À l'issue d'un atelier de trois jours sur la gouvernance sanitaire des pôles territoires, tenu à Saly-Portudal, le gouverneur de la région de Thiès, Saër Ndao, a dévoilé une série de mesures ambitieuses pour améliorer l'accès aux soins et optimiser la gestion des services de santé, traçant dans le même sillage les perspectives d'un système plus équitable et décentralisé.
Vers une «Gouvernance sanitaire plus inclusive», telle est l'orientation proposée par les acteurs réunis dans le cadre d'un atelier de trois jours sur la gouvernance sanitaire des pôles territoires, à Saly-Portudal.
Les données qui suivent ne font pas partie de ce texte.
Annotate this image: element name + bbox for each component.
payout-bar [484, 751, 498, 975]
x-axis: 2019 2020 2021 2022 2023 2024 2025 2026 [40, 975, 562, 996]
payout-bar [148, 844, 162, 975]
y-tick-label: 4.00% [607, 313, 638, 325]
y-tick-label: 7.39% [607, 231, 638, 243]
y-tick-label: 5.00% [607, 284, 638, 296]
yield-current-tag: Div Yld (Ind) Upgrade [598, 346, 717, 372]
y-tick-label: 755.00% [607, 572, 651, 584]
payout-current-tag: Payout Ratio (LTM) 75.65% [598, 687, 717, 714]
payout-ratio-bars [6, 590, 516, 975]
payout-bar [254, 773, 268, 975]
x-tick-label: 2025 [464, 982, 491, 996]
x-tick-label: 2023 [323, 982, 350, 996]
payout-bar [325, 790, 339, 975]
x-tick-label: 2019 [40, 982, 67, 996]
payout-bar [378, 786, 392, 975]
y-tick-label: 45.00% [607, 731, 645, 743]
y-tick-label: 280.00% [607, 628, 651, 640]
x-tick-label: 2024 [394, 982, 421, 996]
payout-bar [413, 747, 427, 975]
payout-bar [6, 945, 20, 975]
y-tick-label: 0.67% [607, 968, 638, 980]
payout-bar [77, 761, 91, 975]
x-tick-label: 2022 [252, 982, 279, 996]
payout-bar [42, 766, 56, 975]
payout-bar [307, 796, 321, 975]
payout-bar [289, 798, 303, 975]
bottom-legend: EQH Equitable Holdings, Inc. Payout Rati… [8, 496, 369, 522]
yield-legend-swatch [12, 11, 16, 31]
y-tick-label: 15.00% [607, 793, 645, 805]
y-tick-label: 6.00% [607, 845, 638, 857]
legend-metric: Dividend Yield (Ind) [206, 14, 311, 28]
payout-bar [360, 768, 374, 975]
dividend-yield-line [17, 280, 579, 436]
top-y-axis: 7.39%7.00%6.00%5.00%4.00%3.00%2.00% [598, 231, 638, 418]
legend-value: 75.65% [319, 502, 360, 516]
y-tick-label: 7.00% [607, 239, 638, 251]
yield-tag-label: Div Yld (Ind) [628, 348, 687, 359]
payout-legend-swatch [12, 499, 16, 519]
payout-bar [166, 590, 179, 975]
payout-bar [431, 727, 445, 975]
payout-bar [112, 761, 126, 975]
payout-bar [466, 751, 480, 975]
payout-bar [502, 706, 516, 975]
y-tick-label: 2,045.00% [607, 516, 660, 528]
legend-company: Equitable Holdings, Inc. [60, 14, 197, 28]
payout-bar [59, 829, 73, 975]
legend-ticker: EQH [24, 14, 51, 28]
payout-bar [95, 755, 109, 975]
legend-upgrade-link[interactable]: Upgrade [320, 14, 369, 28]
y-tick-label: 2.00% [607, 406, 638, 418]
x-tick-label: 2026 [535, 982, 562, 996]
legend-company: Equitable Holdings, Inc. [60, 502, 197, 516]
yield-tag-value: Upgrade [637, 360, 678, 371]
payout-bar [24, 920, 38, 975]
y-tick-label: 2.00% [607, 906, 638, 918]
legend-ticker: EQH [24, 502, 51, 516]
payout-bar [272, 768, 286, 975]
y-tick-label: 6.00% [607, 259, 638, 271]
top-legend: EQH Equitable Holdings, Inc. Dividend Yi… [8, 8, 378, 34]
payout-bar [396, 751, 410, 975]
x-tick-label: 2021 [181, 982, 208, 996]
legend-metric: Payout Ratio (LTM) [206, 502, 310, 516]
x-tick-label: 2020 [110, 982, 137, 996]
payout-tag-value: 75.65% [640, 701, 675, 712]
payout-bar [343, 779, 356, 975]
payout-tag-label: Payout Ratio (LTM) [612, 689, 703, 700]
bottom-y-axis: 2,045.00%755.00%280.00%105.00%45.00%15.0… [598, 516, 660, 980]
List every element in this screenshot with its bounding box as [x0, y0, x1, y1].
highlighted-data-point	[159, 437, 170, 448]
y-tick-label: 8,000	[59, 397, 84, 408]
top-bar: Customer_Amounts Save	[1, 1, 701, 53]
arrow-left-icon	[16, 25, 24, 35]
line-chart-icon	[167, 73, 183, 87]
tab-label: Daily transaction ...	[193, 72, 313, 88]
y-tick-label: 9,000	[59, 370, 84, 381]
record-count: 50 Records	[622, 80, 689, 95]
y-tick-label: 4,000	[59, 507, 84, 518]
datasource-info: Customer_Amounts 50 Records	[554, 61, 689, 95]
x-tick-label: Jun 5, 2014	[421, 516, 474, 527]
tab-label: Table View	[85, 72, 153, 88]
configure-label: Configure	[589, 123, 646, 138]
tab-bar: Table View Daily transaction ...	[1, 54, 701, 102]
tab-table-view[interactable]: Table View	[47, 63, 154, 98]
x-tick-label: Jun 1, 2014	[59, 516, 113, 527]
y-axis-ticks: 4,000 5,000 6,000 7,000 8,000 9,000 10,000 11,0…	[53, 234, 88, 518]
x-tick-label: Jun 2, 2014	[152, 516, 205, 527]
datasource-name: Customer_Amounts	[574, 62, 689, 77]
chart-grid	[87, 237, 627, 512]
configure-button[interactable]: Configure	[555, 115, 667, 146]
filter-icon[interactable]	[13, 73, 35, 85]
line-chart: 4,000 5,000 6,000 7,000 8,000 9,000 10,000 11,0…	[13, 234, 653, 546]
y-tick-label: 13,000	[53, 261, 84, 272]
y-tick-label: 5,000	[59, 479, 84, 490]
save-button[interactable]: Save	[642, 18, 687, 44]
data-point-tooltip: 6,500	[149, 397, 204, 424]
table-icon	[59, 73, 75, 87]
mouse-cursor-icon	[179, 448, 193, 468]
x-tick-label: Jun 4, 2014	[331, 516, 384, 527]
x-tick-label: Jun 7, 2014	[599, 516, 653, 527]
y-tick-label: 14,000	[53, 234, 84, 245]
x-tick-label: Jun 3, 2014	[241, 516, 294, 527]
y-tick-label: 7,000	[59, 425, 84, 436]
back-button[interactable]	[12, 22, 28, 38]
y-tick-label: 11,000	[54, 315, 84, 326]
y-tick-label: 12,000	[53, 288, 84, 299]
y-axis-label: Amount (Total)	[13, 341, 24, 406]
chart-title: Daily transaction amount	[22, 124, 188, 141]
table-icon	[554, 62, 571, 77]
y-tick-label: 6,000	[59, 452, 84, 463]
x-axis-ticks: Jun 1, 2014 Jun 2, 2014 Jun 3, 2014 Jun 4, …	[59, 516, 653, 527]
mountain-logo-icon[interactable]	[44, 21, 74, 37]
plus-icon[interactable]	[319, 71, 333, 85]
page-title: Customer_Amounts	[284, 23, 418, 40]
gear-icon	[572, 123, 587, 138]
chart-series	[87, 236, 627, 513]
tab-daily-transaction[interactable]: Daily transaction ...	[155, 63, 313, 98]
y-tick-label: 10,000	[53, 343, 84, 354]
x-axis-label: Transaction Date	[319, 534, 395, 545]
Lors de la clôture de la rencontre, le gouverneur de la région de Thiès, Saër Ndao, a salué les avancées notables retenues à l'issue des travaux, tout en appelant à poursuivre les concertations. «La consultation doit se poursuivre, y compris à travers des échanges à domicile, pour aboutir à un modèle validé et adapté aux réalités locales», a-t-il affirmé.
Parmi les priorités figurent une meilleure coordination entre les pôles territoriaux et une couverture sanitaire étendue aux zones rurales. « Notre objectif est que les soins ne soient plus un privilège, mais un droit effectif pour tous», a-t-il insisté.
Suivez-nous sur WhatsApp | LinkedIn pour les derniers titres
Le renforcement des plateaux techniques et des ressources humaines des districts sanitaires a été au cœur des discussions. Le gouverneur Ndao a souligné la nécessité de doter les districts sanitaires de moyens suffisants pour en faire des structures performantes. «Il est impératif de fournir aux districts des équipements modernes et du personnel qualifié pour garantir des soins de qualité », a-t-il déclaré.
La question du financement durable du système sanitaire a également été abordée. Le gouverneur de Thiès a plaidé pour une implication renforcée des Collectivités territoriales, tant dans la gouvernance que dans le financement. «Les communes et départements doivent avoir plus de moyens, mais aussi plus de responsabilités dans la gestion de la santé publique », a-t-il expliqué. Cette approche s'inscrit dans une volonté de rapprocher les services sanitaires des populations et de réduire les inégalités d'accès aux soins.
Parmi les propositions phares figure l'instauration d'une « assurance maladie obligatoire », visant à protéger les plus vulnérables. « Nous devons mettre en place un mécanisme solidaire pour assurer une couverture universelle, notamment aux personnes démunies», a-t-il soutenu.
Les conclusions de ces assises seront soumises au ministre de la Santé et de l'Action sociale pour validation finale. Une étape décisive vers une réforme profonde du système sanitaire sénégalais.